9-Karadelik ifadesi 1969 yılında ifade edilmiştir ilk kez ve şimdi karadelik hakkında yapılan tanımlar Kur'an'dakilerle birebir uyuyor;
"Yıldızlar 'örtülüp (ışıkları) silindiği' zaman," (Mürselat Suresi,
"Göğe ve Tarık'a andolsun, Tarık'ın ne olduğunu sana bildiren nedir? (Karanlığı) Delen yıldızdır."(Tarık Suresi, 1-3)
10-Demirdeki Sır
Demir, Kuran'da dikkat çekilen elementlerden biridir. Kuran'ın "Hadid", yani "Demir" adlı suresinde şöyle buyrulur:
"... Ve kendisinde çetin bir sertlik ve insanlar için (çeşitli) yararlar bulunan demiri de indirdik... "(Hadid Suresi, 25)

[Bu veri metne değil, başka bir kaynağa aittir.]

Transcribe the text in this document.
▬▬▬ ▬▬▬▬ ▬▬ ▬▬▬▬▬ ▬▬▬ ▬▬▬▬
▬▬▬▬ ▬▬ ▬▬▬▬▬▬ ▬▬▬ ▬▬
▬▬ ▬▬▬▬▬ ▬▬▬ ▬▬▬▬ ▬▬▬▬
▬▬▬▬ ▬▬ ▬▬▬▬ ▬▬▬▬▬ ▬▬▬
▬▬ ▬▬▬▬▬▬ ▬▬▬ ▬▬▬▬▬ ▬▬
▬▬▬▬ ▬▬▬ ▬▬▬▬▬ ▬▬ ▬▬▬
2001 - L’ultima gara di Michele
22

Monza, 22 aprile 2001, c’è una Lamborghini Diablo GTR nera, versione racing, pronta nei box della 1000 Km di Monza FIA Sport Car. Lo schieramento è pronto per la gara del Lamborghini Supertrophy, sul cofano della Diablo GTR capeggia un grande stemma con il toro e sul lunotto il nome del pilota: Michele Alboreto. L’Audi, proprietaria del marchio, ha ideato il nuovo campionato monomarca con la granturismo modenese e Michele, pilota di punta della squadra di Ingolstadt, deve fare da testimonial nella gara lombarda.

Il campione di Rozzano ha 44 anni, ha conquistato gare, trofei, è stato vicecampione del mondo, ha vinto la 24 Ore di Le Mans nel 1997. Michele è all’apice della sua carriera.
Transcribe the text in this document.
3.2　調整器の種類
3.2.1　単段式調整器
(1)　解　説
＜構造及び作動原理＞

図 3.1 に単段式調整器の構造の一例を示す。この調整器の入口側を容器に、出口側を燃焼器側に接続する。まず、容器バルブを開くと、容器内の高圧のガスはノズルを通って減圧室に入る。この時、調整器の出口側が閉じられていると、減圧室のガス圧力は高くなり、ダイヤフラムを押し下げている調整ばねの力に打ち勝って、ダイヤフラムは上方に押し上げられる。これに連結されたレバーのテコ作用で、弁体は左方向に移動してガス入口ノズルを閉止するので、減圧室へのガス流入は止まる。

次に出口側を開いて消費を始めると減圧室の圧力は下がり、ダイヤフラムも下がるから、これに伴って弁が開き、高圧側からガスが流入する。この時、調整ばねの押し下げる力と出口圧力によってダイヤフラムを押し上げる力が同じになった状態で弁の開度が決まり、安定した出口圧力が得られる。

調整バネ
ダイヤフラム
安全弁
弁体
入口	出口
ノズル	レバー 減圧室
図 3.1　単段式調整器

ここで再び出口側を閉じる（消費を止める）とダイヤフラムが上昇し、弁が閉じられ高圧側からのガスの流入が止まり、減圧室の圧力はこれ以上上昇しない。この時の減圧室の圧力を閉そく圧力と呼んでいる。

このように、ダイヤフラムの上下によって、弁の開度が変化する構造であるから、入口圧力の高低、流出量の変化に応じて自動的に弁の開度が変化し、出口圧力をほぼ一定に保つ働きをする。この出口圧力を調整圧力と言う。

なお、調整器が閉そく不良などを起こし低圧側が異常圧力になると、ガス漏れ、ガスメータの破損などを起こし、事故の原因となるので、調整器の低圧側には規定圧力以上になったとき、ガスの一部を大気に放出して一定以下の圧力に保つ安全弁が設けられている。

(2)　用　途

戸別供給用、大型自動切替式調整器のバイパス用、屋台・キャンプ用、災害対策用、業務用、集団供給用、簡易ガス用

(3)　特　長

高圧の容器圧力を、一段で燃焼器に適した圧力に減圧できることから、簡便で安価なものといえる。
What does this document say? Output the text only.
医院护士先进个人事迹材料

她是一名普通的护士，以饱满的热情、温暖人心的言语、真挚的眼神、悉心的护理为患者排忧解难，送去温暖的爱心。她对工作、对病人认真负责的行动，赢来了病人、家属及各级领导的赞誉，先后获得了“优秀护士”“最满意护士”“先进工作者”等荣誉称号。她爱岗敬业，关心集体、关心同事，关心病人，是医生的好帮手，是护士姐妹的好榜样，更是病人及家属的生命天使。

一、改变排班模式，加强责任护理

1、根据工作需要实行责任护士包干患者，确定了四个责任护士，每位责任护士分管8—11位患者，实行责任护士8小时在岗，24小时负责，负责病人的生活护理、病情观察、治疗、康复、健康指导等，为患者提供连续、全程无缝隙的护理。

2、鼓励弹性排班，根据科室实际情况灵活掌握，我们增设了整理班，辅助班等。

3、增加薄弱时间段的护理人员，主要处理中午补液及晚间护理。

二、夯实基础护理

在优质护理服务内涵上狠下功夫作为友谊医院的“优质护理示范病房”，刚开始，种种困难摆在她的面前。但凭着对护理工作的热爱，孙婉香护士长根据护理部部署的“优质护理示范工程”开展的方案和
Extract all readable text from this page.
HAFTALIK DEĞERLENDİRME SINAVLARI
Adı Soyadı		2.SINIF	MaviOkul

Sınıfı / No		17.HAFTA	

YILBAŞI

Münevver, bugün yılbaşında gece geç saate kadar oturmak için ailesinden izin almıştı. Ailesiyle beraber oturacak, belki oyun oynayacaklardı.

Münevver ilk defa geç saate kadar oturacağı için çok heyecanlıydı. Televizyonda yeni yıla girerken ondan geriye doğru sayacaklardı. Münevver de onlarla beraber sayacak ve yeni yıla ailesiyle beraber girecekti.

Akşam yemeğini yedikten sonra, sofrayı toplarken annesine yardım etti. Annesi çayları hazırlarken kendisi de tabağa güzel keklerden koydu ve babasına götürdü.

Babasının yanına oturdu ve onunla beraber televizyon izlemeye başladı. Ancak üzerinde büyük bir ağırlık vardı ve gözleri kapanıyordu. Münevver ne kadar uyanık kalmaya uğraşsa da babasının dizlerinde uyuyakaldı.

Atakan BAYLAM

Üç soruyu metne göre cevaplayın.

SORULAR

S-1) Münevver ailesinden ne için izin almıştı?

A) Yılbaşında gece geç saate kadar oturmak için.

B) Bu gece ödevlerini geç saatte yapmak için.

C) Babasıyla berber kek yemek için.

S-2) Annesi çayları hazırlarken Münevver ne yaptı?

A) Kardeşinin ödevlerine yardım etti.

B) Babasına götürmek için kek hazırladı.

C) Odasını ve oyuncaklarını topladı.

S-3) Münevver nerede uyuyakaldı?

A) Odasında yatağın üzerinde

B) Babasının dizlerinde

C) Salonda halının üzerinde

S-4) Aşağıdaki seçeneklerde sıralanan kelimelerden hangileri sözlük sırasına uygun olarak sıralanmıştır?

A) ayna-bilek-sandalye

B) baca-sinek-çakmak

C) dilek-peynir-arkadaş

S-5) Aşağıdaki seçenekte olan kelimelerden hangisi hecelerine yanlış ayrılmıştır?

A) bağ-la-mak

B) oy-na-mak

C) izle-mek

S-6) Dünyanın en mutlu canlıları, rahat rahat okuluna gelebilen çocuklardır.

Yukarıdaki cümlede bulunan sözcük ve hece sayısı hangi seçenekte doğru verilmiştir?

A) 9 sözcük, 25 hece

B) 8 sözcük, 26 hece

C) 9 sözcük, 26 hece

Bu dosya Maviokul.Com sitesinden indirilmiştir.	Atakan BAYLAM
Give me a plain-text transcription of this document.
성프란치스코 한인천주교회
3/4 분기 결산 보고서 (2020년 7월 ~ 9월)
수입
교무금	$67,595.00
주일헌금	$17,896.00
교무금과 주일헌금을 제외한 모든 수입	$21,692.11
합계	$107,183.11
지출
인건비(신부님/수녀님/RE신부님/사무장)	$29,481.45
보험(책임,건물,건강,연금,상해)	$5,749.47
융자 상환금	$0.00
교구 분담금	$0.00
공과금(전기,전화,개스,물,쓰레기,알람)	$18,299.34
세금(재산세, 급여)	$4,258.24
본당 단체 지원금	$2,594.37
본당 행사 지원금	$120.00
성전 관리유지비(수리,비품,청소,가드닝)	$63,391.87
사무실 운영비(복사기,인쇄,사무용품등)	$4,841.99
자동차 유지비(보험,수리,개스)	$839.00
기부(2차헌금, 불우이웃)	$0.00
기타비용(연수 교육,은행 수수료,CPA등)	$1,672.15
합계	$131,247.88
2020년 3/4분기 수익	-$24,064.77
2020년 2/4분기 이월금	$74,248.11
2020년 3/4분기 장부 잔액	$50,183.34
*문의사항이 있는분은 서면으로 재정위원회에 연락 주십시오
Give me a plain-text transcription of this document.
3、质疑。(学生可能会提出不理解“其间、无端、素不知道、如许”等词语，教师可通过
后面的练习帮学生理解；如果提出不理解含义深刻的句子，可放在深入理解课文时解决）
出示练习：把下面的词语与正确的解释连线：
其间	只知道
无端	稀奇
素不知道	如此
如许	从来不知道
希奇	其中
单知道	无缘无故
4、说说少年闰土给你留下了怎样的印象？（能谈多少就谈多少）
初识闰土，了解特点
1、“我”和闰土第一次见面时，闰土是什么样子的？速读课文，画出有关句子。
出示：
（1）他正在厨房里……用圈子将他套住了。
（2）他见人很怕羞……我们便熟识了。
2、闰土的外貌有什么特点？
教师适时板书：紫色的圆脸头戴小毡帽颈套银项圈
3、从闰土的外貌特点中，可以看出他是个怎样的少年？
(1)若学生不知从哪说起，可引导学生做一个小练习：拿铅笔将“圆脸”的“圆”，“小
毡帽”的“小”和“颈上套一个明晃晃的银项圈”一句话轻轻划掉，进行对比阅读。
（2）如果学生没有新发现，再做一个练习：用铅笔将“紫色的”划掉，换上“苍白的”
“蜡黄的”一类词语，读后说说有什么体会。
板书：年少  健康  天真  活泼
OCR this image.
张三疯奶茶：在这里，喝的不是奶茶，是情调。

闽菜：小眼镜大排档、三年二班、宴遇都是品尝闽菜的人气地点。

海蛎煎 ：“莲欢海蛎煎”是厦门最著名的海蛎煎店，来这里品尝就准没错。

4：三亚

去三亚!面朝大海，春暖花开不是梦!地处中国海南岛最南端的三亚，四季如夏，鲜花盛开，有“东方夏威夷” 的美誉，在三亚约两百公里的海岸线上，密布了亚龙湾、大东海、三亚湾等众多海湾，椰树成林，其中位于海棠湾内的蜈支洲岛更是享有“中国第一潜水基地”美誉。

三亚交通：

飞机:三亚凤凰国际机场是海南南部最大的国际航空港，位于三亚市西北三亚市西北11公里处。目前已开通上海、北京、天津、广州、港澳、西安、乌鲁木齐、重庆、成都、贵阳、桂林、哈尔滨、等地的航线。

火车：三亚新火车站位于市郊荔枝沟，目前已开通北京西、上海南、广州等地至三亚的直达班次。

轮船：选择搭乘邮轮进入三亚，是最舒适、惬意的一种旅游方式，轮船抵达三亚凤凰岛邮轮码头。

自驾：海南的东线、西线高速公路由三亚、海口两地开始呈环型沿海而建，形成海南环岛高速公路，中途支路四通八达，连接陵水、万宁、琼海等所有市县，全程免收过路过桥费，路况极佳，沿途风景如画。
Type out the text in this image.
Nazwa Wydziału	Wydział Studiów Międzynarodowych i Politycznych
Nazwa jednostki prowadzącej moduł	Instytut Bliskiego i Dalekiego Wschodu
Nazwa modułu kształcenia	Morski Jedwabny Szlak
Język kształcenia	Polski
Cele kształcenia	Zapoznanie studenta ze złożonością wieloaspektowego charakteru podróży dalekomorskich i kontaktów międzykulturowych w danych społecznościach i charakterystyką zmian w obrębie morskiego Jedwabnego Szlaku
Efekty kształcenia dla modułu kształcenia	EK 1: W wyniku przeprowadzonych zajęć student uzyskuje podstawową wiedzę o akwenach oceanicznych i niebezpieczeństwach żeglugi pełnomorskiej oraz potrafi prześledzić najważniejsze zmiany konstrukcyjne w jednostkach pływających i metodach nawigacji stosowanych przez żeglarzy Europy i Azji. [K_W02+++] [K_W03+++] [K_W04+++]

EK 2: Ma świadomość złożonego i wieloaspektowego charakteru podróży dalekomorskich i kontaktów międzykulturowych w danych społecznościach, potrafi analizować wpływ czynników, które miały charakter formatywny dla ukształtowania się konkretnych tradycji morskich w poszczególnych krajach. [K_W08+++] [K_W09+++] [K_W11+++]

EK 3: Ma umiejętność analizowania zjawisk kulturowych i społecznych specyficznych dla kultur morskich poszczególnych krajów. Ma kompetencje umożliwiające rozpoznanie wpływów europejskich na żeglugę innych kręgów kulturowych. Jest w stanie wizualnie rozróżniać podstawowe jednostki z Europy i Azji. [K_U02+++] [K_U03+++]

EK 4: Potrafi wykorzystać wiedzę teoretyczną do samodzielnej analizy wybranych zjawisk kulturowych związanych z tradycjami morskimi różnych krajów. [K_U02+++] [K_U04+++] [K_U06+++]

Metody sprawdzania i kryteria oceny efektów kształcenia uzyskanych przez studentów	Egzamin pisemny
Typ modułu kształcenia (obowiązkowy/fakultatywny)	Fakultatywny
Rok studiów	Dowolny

Ayette, demir için özel olarak kullanılan "enzelna" yani "indirme" kelimesi, mecazi olarak insanların hizmetine verilme anlamında düşünülebilir. Fakat kelimenin, yağmur ve güneş ışınları için kullanılan "gökten fiziksel olarak indirme" şeklindeki gerçek anlamı dikkate alındığında, ayetin çok önemli bir bilimsel mucize içerdiği görülmektedir. Çünkü modern astronomik bulgular, Dünya'daki demir madeninin dış uzaydaki dev yıldızlardan geldiğini ortaya koymuştur.
11- Zamanın Göreceliği (Bence bundan daha büyük bir kanıt olamaz)
Zamanın göreceliği konusu bugün ispatlanmış bilimsel bir gerçektir. Ancak bu gerçek, yüzyılın başlarında Einstein'ın görecelik kuramı ile ortaya çıkmıştır. O döneme dek insanlar zamanın göreceli bir kavram olduğunu, ortama göre değişkenlik gösterebileceğini bilmiyorlardı. Ama ünlü bilim adamı Albert Einstein, görecelik kuramı ile bu gerçeği açık olarak ispatladı. Zamanın, kütleye ve hıza bağımlı bir kavram olduğunu ortaya koydu. İnsanlık tarihi boyunca hiç kimse bu konuyu açıkça dile getirmemişti.
Tek bir istisnayla; Kuran'da, zamanın izafi olduğunu gösteren bilgiler veriliyordu. Bu konuyla ilgili bazı ayetleri şöyle sıralayabiliriz:
... Gerçekten, senin Rabbinin katında bir gün, sizin saymakta olduklarınızdan bin yıl gibidir. (Hac Suresi, 47)
Gökten yere her işi O evirip düzene koyar. Sonra (işler,) sizin saymakta olduğunuz bin yıl süreli bir günde yine O'na yükselir. (Secde Suresi, 5)
Melekler ve Ruh (Cebrail), O'na, süresi elli bin yıl olan bir günde çıkabilmektedir. (Mearic Suresi, 4)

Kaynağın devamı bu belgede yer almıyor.